I do have some habits which although I am not naturally great at, I make an effort to work on including being focused on what I do and intensely focusing on the different projects that I am involved in. In order to do this, I specifically work on blocking other things out and on time management in order to optimise the quality time I have for those projects.
A specific habit which works well for me is getting up early in the morning when I am less likely to be distracted and when I have a full charge of energy, which I can then use on the most important thing for the day. It is a constant challenge though to do this.
It took me a long time to come to realise the value of visualising your goals, I use to think it was all baloney but through experience have come to learn that nothing could be less true. If you visualise something in your mind in a structured way, to fix in your mind the direction you want to go and the end points that you want to meet, you automatically move towards this. The structured use of visualisation and affirmation is something that I have done for a long time so I do try and set aside time to be as precise and as realistic in visualising what it is that I want to achieve.
As a separate notion I do meditate, when I was in my 20’s Tracy dragged me along to a session on meditation, and to both of our surprise I found that it really worked for me. I don’t meditate in a real structured way or on a day-to-day basis but I do when I feel like I need to, I find it a very effective way of dealing with stress and a very useful tool.
My favourite quote is one of Edmund Burke, a very famous conservative thinker, although a liberal myself, ‘All it takes for evil to prevail is for good people to do nothing’. This is a quote about entropy, that the world moves from order towards disorder automatically. To maintain things that are ordered, or to maintain things that are beautiful takes energy. It takes everyone’s energy to make society better and better, it is not enough for us to sit back and say well I didn’t do anything wrong.
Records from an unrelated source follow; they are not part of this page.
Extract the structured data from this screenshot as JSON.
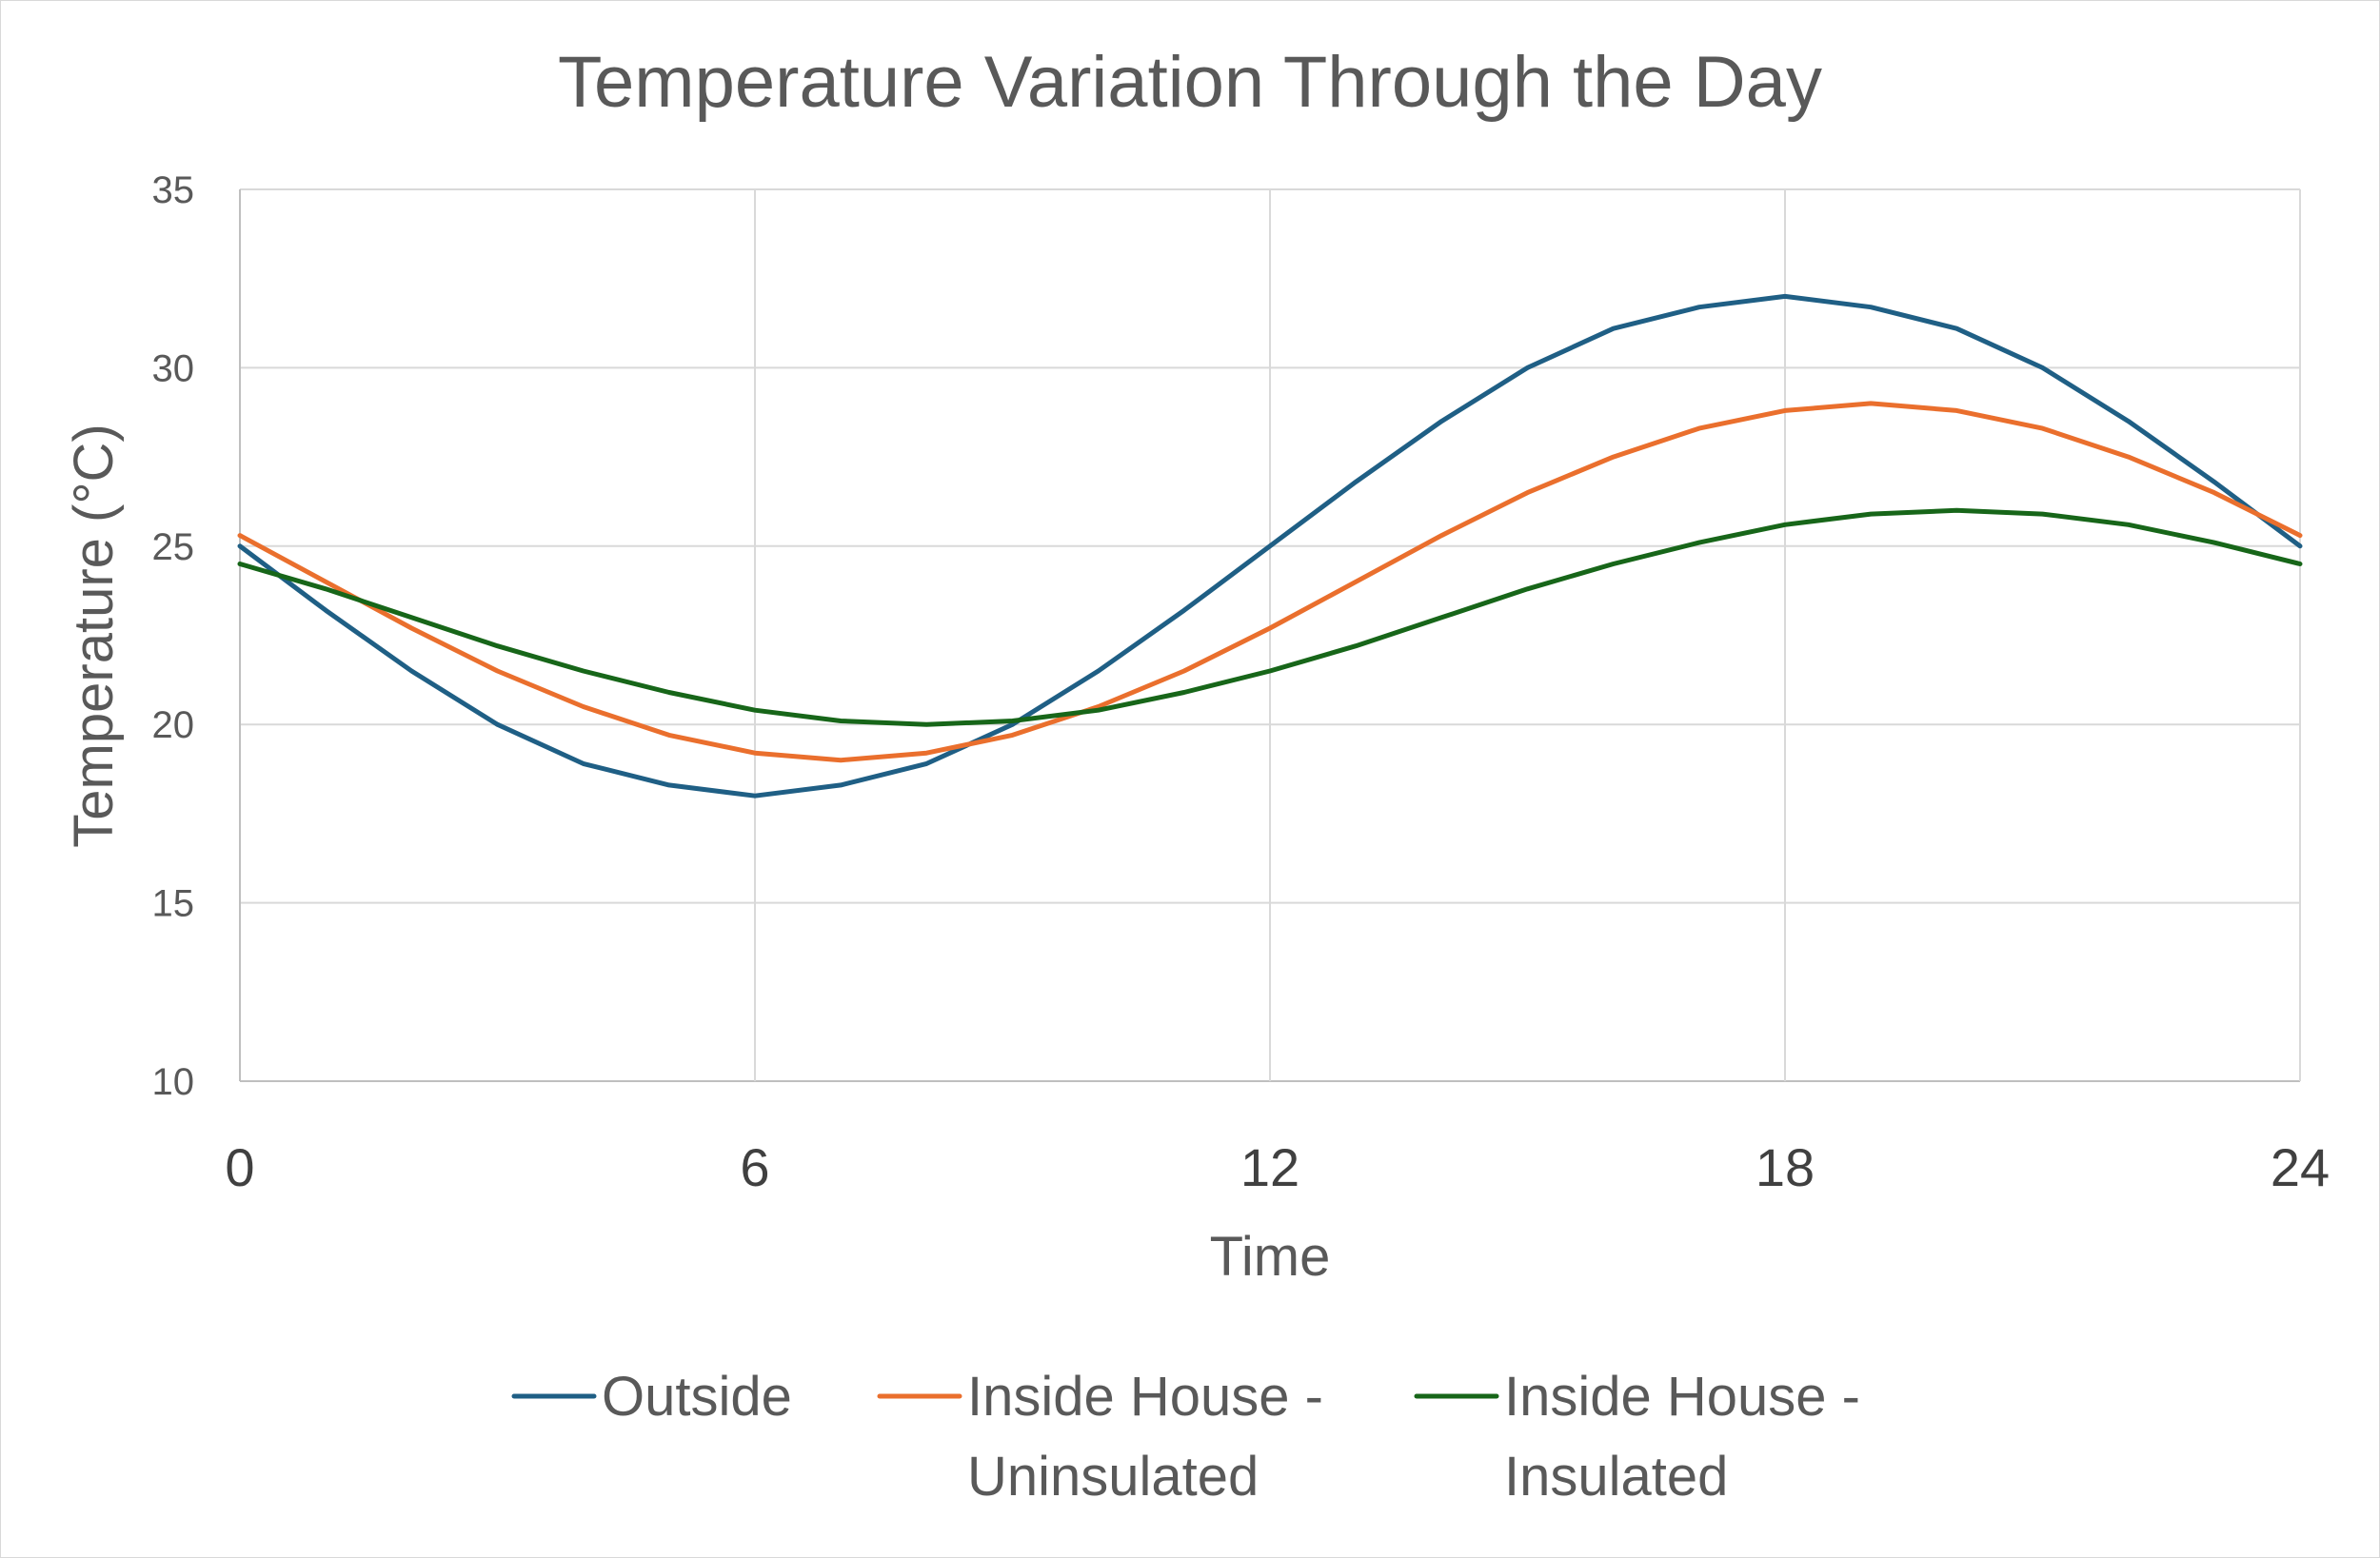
{
  "chart_data": {
    "type": "line",
    "title": "Temperature Variation Through the Day",
    "xlabel": "Time",
    "ylabel": "Temperature  (°C)",
    "xlim": [
      0,
      24
    ],
    "ylim": [
      10,
      35
    ],
    "xticks": [
      0,
      6,
      12,
      18,
      24
    ],
    "yticks": [
      10,
      15,
      20,
      25,
      30,
      35
    ],
    "grid": true,
    "legend_position": "bottom",
    "x": [
      0,
      1,
      2,
      3,
      4,
      5,
      6,
      7,
      8,
      9,
      10,
      11,
      12,
      13,
      14,
      15,
      16,
      17,
      18,
      19,
      20,
      21,
      22,
      23,
      24
    ],
    "series": [
      {
        "name": "Outside",
        "color": "#1f5f85",
        "values": [
          25.0,
          23.2,
          21.5,
          20.0,
          18.9,
          18.3,
          18.0,
          18.3,
          18.9,
          20.0,
          21.5,
          23.2,
          25.0,
          26.8,
          28.5,
          30.0,
          31.1,
          31.7,
          32.0,
          31.7,
          31.1,
          30.0,
          28.5,
          26.8,
          25.0
        ]
      },
      {
        "name": "Inside House - Uninsulated",
        "legend_lines": [
          "Inside House -",
          "Uninsulated"
        ],
        "color": "#ea6f2d",
        "values": [
          25.3,
          24.0,
          22.7,
          21.5,
          20.5,
          19.7,
          19.2,
          19.0,
          19.2,
          19.7,
          20.5,
          21.5,
          22.7,
          24.0,
          25.3,
          26.5,
          27.5,
          28.3,
          28.8,
          29.0,
          28.8,
          28.3,
          27.5,
          26.5,
          25.3
        ]
      },
      {
        "name": "Inside House - Insulated",
        "legend_lines": [
          "Inside House -",
          "Insulated"
        ],
        "color": "#176619",
        "values": [
          24.5,
          23.8,
          23.0,
          22.2,
          21.5,
          20.9,
          20.4,
          20.1,
          20.0,
          20.1,
          20.4,
          20.9,
          21.5,
          22.2,
          23.0,
          23.8,
          24.5,
          25.1,
          25.6,
          25.9,
          26.0,
          25.9,
          25.6,
          25.1,
          24.5
        ]
      }
    ]
  }
}
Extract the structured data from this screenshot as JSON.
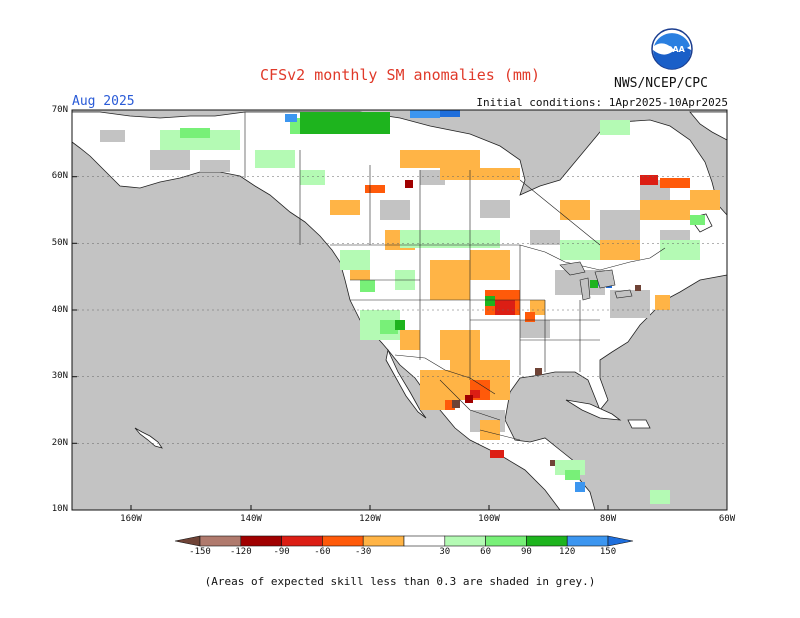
{
  "title": "CFSv2 monthly SM anomalies (mm)",
  "valid_month": "Aug 2025",
  "initial_conditions": "Initial conditions: 1Apr2025-10Apr2025",
  "agency": "NWS/NCEP/CPC",
  "logo_text": "NOAA",
  "lat_labels": [
    "70N",
    "60N",
    "50N",
    "40N",
    "30N",
    "20N",
    "10N"
  ],
  "lon_labels": [
    "160W",
    "140W",
    "120W",
    "100W",
    "80W",
    "60W"
  ],
  "legend": {
    "labels": [
      "-150",
      "-120",
      "-90",
      "-60",
      "-30",
      "30",
      "60",
      "90",
      "120",
      "150"
    ],
    "colors": [
      "#6f4336",
      "#b07a6d",
      "#a00000",
      "#dc1e14",
      "#ff5a0a",
      "#ffb446",
      "#ffffff",
      "#b4fab4",
      "#78f078",
      "#1eb41e",
      "#3c96f0",
      "#1e6edc"
    ]
  },
  "grey_color": "#c3c3c3",
  "note": "(Areas of expected skill less than 0.3 are shaded in grey.)"
}
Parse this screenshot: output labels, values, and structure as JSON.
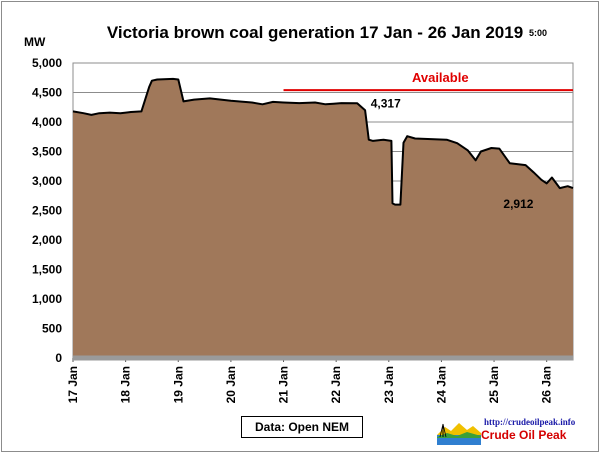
{
  "chart_data": {
    "type": "area",
    "title": "Victoria brown coal generation 17 Jan - 26 Jan 2019",
    "time_label": "5:00",
    "ylabel": "MW",
    "ylim": [
      0,
      5000
    ],
    "yticks": [
      "0",
      "500",
      "1,000",
      "1,500",
      "2,000",
      "2,500",
      "3,000",
      "3,500",
      "4,000",
      "4,500",
      "5,000"
    ],
    "ytick_values": [
      0,
      500,
      1000,
      1500,
      2000,
      2500,
      3000,
      3500,
      4000,
      4500,
      5000
    ],
    "xlim": [
      0,
      9.5
    ],
    "xticks": [
      "17 Jan",
      "18 Jan",
      "19 Jan",
      "20 Jan",
      "21 Jan",
      "22 Jan",
      "23 Jan",
      "24 Jan",
      "25 Jan",
      "26 Jan"
    ],
    "xtick_values": [
      0,
      1,
      2,
      3,
      4,
      5,
      6,
      7,
      8,
      9
    ],
    "grid": true,
    "fill_color": "#a0785a",
    "line_color": "#000000",
    "series": [
      {
        "x": [
          0,
          0.2,
          0.35,
          0.5,
          0.7,
          0.9,
          1.1,
          1.3,
          1.45,
          1.5,
          1.6,
          1.9,
          2.0,
          2.1,
          2.3,
          2.6,
          3.0,
          3.4,
          3.6,
          3.8,
          4.0,
          4.3,
          4.6,
          4.8,
          4.95,
          5.1,
          5.4,
          5.55,
          5.62,
          5.7,
          5.9,
          6.05,
          6.07,
          6.12,
          6.22,
          6.28,
          6.35,
          6.5,
          6.8,
          7.1,
          7.3,
          7.5,
          7.65,
          7.75,
          7.95,
          8.1,
          8.3,
          8.5,
          8.6,
          8.75,
          8.9,
          9.0,
          9.1,
          9.25,
          9.4,
          9.5
        ],
        "y": [
          4180,
          4150,
          4120,
          4150,
          4160,
          4150,
          4170,
          4180,
          4600,
          4700,
          4720,
          4730,
          4720,
          4350,
          4380,
          4400,
          4360,
          4330,
          4300,
          4340,
          4330,
          4320,
          4330,
          4300,
          4310,
          4320,
          4317,
          4200,
          3700,
          3680,
          3700,
          3680,
          2620,
          2600,
          2600,
          3650,
          3760,
          3720,
          3710,
          3700,
          3640,
          3520,
          3350,
          3500,
          3560,
          3550,
          3300,
          3280,
          3270,
          3150,
          3020,
          2960,
          3060,
          2880,
          2912,
          2880
        ]
      }
    ],
    "annotations": [
      {
        "text": "4,317",
        "x": 5.6,
        "y": 4317
      },
      {
        "text": "2,912",
        "x": 8.9,
        "y": 2912
      }
    ],
    "available": {
      "label": "Available",
      "y": 4540,
      "x_start": 4.0,
      "x_end": 9.5,
      "color": "#e00000"
    }
  },
  "source_label": "Data: Open NEM",
  "logo": {
    "url": "http://crudeoilpeak.info",
    "name": "Crude Oil Peak"
  }
}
My favourite book, which I only read two or three years ago is Fydoor Dostoevsky’s The Brothers Karamazov, which was recommended to me by a colleague when I was discussing how the numerical and financial focus of economics really drives the spirit out of you when you have been studying it for some 25 years. Dostoevsky’s work is almost like, if economics drains the spirit from you a little bit over time, well this work sings the spirit back into you. It is so much about human spirit, that it becomes rejuvenating to read it. He has another book which is supposed to be very good, The Idiot, which I am yet to read.